At 30 Ninjas, chief executive Julina Tatlock noted that “the urge for immersion” is one of the chief disruptors that she and her partner, director Doug Liman, see in the M&E industry today. Whether it’s augmented reality, virtual reality or 360-degree imagery, she challenged the members of an NAB 2019 panel on emerging entertainment to pick the one they think will impact production in the next two years. Greenlight Insights VR/AR analyst Alexis Macklin picked all of them — plus cloud computing and AI tools.
“We’re seeing VR featurettes,” she said. “In the short term, this isn’t a replacement for traditional cinema, but it’s definitely coming into play and will affect the VFX pipeline.”
M. Bonnieux director of creative technology and content innovation Andrew Shulkind agreed. He’s consulting on Vegas’ 18,000-seat MSG Sphere and needs to use AR to understand the scale. “It’s an extreme LED projection,” he said. “There are other immersive experiences opening now that don’t rely on a VR headset. Not that any of these technologies are mature, but 5G, real-time rendering and immersive environments will become more relevant over the short-term.”
From Sundog Media Toolkit co-founder/chief executive Richard Welsh’s point of view, “in the next one to two years, there needs to be a business imperative.” “If you have connectivity without bandwidth, you can’t get the data into the cloud and if you can’t do that, you can’t leverage the scale,” he pointed out. “We’ll start to see machine learning (ML) in cameras, data mining happening closer to capture and the bandwidth to move metadata into the cloud while you’re creating it. But money has to be involved or people won’t do it.”

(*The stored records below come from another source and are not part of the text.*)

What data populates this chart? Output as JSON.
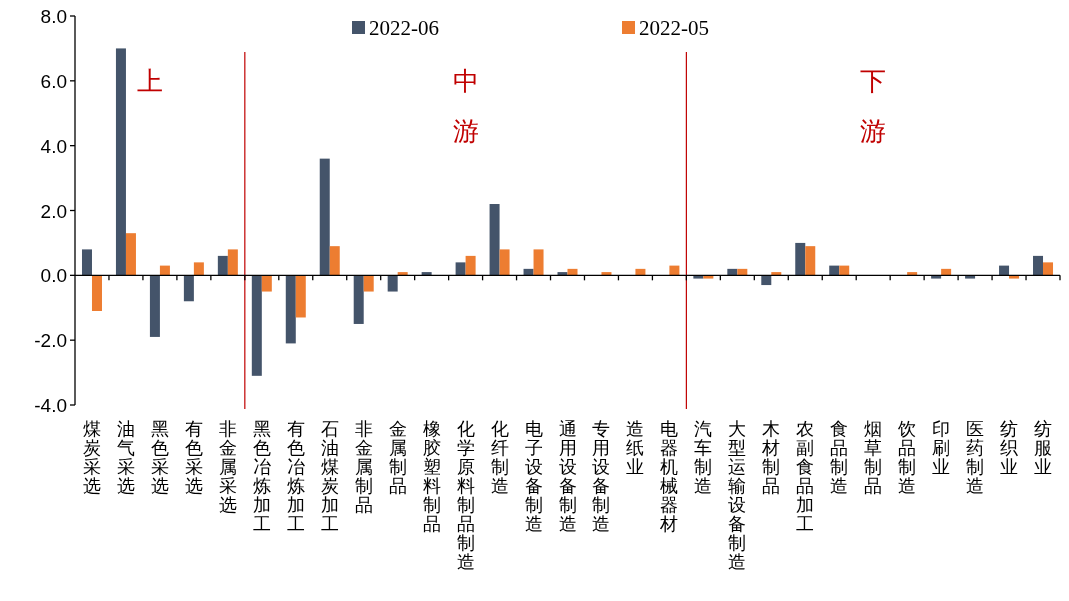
{
  "chart_data": {
    "type": "bar",
    "categories": [
      "煤炭采选",
      "油气采选",
      "黑色采选",
      "有色采选",
      "非金属采选",
      "黑色冶炼加工",
      "有色冶炼加工",
      "石油煤炭加工",
      "非金属制品",
      "金属制品",
      "橡胶塑料制品",
      "化学原料制品制造",
      "化纤制造",
      "电子设备制造",
      "通用设备制造",
      "专用设备制造",
      "造纸业",
      "电器机械器材",
      "汽车制造",
      "大型运输设备制造",
      "木材制品",
      "农副食品加工",
      "食品制造",
      "烟草制品",
      "饮品制造",
      "印刷业",
      "医药制造",
      "纺织业",
      "纺服业"
    ],
    "series": [
      {
        "name": "2022-06",
        "color": "#44546a",
        "values": [
          0.8,
          7.0,
          -1.9,
          -0.8,
          0.6,
          -3.1,
          -2.1,
          3.6,
          -1.5,
          -0.5,
          0.1,
          0.4,
          2.2,
          0.2,
          0.1,
          0,
          0,
          0,
          -0.1,
          0.2,
          -0.3,
          1.0,
          0.3,
          0,
          0,
          -0.1,
          -0.1,
          0.3,
          0.6
        ]
      },
      {
        "name": "2022-05",
        "color": "#ed7d31",
        "values": [
          -1.1,
          1.3,
          0.3,
          0.4,
          0.8,
          -0.5,
          -1.3,
          0.9,
          -0.5,
          0.1,
          0,
          0.6,
          0.8,
          0.8,
          0.2,
          0.1,
          0.2,
          0.3,
          -0.1,
          0.2,
          0.1,
          0.9,
          0.3,
          0,
          0.1,
          0.2,
          0,
          -0.1,
          0.4
        ]
      }
    ],
    "ylim": [
      -4,
      8
    ],
    "yticks": [
      {
        "value": 8,
        "label": "8.0"
      },
      {
        "value": 6,
        "label": "6.0"
      },
      {
        "value": 4,
        "label": "4.0"
      },
      {
        "value": 2,
        "label": "2.0"
      },
      {
        "value": 0,
        "label": "0.0"
      },
      {
        "value": -2,
        "label": "-2.0"
      },
      {
        "value": -4,
        "label": "-4.0"
      }
    ],
    "annotations": [
      "上",
      "中游",
      "下游"
    ],
    "legend": "top",
    "grid": false
  }
}
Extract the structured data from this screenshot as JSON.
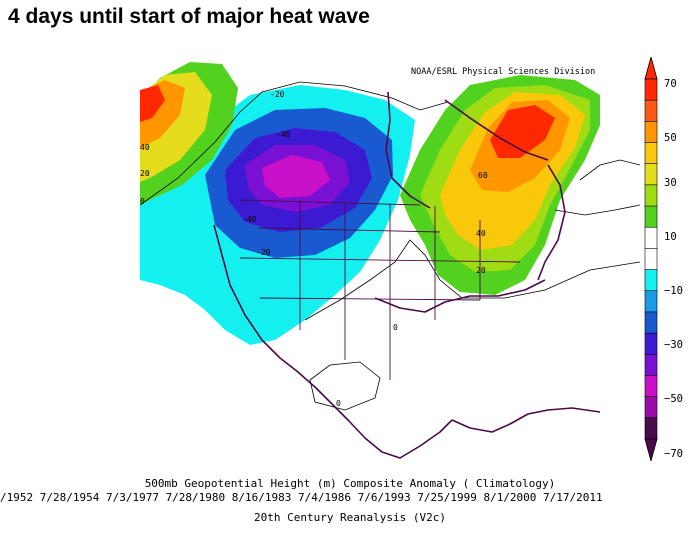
{
  "title": "4 days until start of major heat wave",
  "credit": "NOAA/ESRL Physical Sciences Division",
  "caption": {
    "line1": "500mb Geopotential Height (m) Composite Anomaly ( Climatology)",
    "line2": "/1952 7/28/1954 7/3/1977 7/28/1980 8/16/1983 7/4/1986 7/6/1993 7/25/1999 8/1/2000 7/17/2011",
    "line3": "20th Century Reanalysis (V2c)"
  },
  "colorbar": {
    "labels": [
      "70",
      "50",
      "30",
      "10",
      "−10",
      "−30",
      "−50",
      "−70"
    ],
    "colors": [
      "#4a0a4a",
      "#9a0aa8",
      "#c810c8",
      "#7a10d2",
      "#3c1ad2",
      "#1a5ad0",
      "#1a9be8",
      "#14f0f0",
      "#ffffff",
      "#ffffff",
      "#52d21e",
      "#a0dc14",
      "#e6dc1e",
      "#fac80a",
      "#ff9600",
      "#ff5a14",
      "#ff2800"
    ]
  },
  "contour_labels": {
    "a": "-20",
    "b": "-40",
    "c": "-40",
    "d": "-20",
    "e": "60",
    "f": "40",
    "g": "20",
    "h": "0",
    "i": "0",
    "j": "0",
    "k": "20",
    "l": "40"
  }
}
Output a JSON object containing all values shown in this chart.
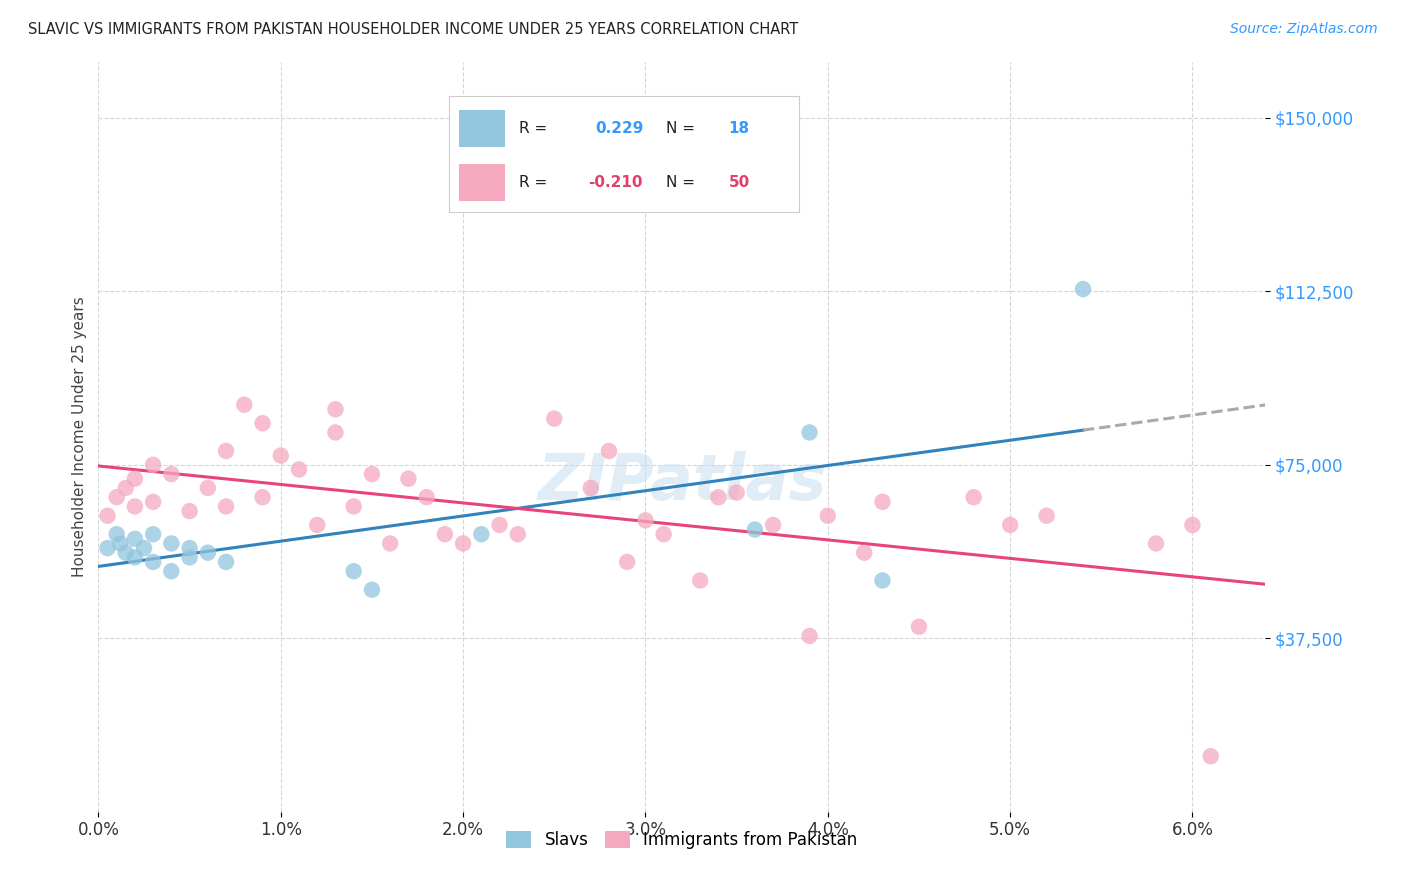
{
  "title": "SLAVIC VS IMMIGRANTS FROM PAKISTAN HOUSEHOLDER INCOME UNDER 25 YEARS CORRELATION CHART",
  "source": "Source: ZipAtlas.com",
  "ylabel": "Householder Income Under 25 years",
  "ytick_labels": [
    "$150,000",
    "$112,500",
    "$75,000",
    "$37,500"
  ],
  "ytick_values": [
    150000,
    112500,
    75000,
    37500
  ],
  "ymin": 0,
  "ymax": 162000,
  "xmin": 0.0,
  "xmax": 0.064,
  "legend_label_blue": "Slavs",
  "legend_label_pink": "Immigrants from Pakistan",
  "blue_color": "#92c5de",
  "pink_color": "#f4a9be",
  "trendline_blue_color": "#3182bd",
  "trendline_pink_color": "#e8437a",
  "trendline_dashed_color": "#aaaaaa",
  "slavs_x": [
    0.0005,
    0.001,
    0.0012,
    0.0015,
    0.002,
    0.002,
    0.0025,
    0.003,
    0.003,
    0.004,
    0.004,
    0.005,
    0.005,
    0.006,
    0.007,
    0.014,
    0.015,
    0.021,
    0.036,
    0.039,
    0.043,
    0.054
  ],
  "slavs_y": [
    57000,
    60000,
    58000,
    56000,
    59000,
    55000,
    57000,
    60000,
    54000,
    58000,
    52000,
    55000,
    57000,
    56000,
    54000,
    52000,
    48000,
    60000,
    61000,
    82000,
    50000,
    113000
  ],
  "pakistan_x": [
    0.0005,
    0.001,
    0.0015,
    0.002,
    0.002,
    0.003,
    0.003,
    0.004,
    0.005,
    0.006,
    0.007,
    0.007,
    0.008,
    0.009,
    0.009,
    0.01,
    0.011,
    0.012,
    0.013,
    0.013,
    0.014,
    0.015,
    0.016,
    0.017,
    0.018,
    0.019,
    0.02,
    0.022,
    0.023,
    0.025,
    0.027,
    0.028,
    0.029,
    0.03,
    0.031,
    0.033,
    0.034,
    0.035,
    0.037,
    0.039,
    0.04,
    0.042,
    0.043,
    0.045,
    0.048,
    0.05,
    0.052,
    0.058,
    0.06,
    0.061
  ],
  "pakistan_y": [
    64000,
    68000,
    70000,
    66000,
    72000,
    67000,
    75000,
    73000,
    65000,
    70000,
    78000,
    66000,
    88000,
    84000,
    68000,
    77000,
    74000,
    62000,
    87000,
    82000,
    66000,
    73000,
    58000,
    72000,
    68000,
    60000,
    58000,
    62000,
    60000,
    85000,
    70000,
    78000,
    54000,
    63000,
    60000,
    50000,
    68000,
    69000,
    62000,
    38000,
    64000,
    56000,
    67000,
    40000,
    68000,
    62000,
    64000,
    58000,
    62000,
    12000
  ]
}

In focusing on the use of game engines to create content, Shulkind noted that Nickelodeon shoots most of their content on green screens. “To be able to capture humans and put them in digital or embellished environments is happening,” he said. “To make photographed environments navigable, and to move that processing off the device and into the cloud is very exciting.”
Macklin reported that, even as many motion picture theaters are adding premium experiences, “we see a growing trend of VR headset owners wanting more immersion.” Tatlock pointed out that a massive gaming environment correlates with the collective experience of an audience in the movie theater. “The motivation to leaving your couch is still a bar,” she said.
Welsh pointed to DJ Marshmello’s concert in “Fortnite” on the game engine, which “spiked 10X the number of simultaneous players.” “The engine scales to 100 million simultaneous players,” he said. “This will drive all sorts of the content layers. Hyper personalization and hyper localization will be a big shift for cinema. How do you give people a shared experience in the same venue but also a personalized experience? We’ll see that in the next ten years.”
Shulkind argued that mobile is the new movies. “When everyone has a mobile device in their pocket, with GPS, cameras and your history — what do you do with that?” he asked. “Maybe it’s a sphere experience, then IMAX, then theater, then TVs, laptops, iPad, my phone. All these would be unique relevant cut-downs. I think that’s a near future scenario.”